SMART/HL7 Bulk Data will provide, from all certified health IT, data in a uniform, standardized, computable format. Hence analytic processes (R code or SAS routines) can be created once and run anywhere in the healthcare system, directly on the bulk data export files, or the files can be loaded into open or proprietary analytic environments for improved computational efficiency14. This standardization permits analytics at scale. There are also increasing transforms available between standards (e.g., FHIR to i2b2, OMOP to FHIR), enabling bulk FHIR exports to have a natural fit in a larger ecosystem. In addition, a SMART/HL7 bulk export apps model is possible, similar to the SMART on FHIR apps model. A bulk FHIR apps section has been added to the SMART App Gallery (https://apps.smarthealthit.org/apps/category/bulk-data).

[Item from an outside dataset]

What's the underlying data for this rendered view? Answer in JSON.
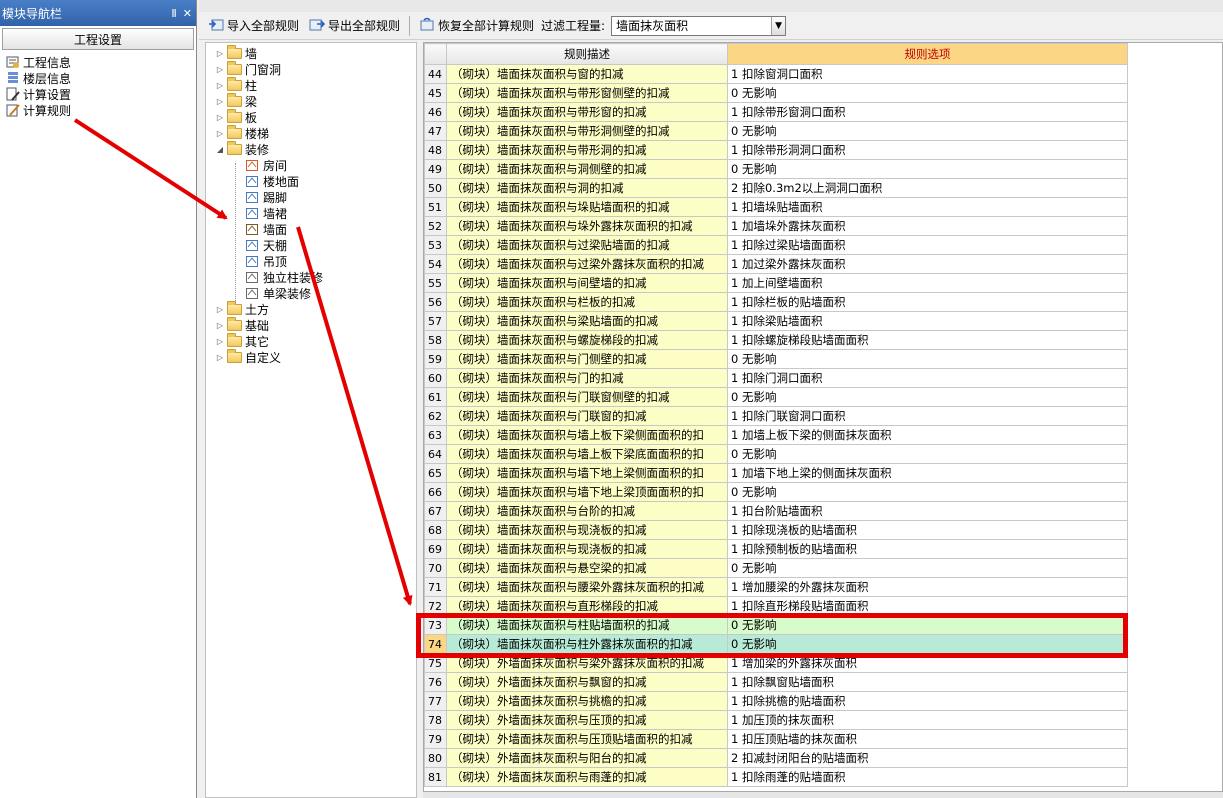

Because the ONC rule implementing the 21st Century Cures Act IT provisions will be in full force by 2022, we can expect that “push button” population health capacity13 afforded by the API will be universally available. Shareable, standardized data on populations can be analyzed using the same systems and routines across the healthcare system. The data that will be made available via the API are defined by the U.S. Core Dataset for Interoperability (USCDI), which will be augmented over time (https://www.healthit.gov/isa/united-states-core-data-interoperability-uscdi).

API design

Designed to handle large datasets, the SMART/HL7 FHIR Bulk Data Access API is an asynchronous request framework with multiple operations controlled via parameters that leverage a standardized system-to-system authorization framework—SMART Backend Services Authentication and Authorization13.

Kickoff request

The specification covers the following HTTP kickoff requests to one of the server’s exposed export operation endpoints using a required ‘Prefer: respond-async’ HTTP header:

  • [FHIR Server Base]/Patient/$export—export data on all patients

  • [FHIR Server Base]/Group/[group id]/$export—export all data for patients within a specified group (e.g., accountable care cohort, research group, health plan members)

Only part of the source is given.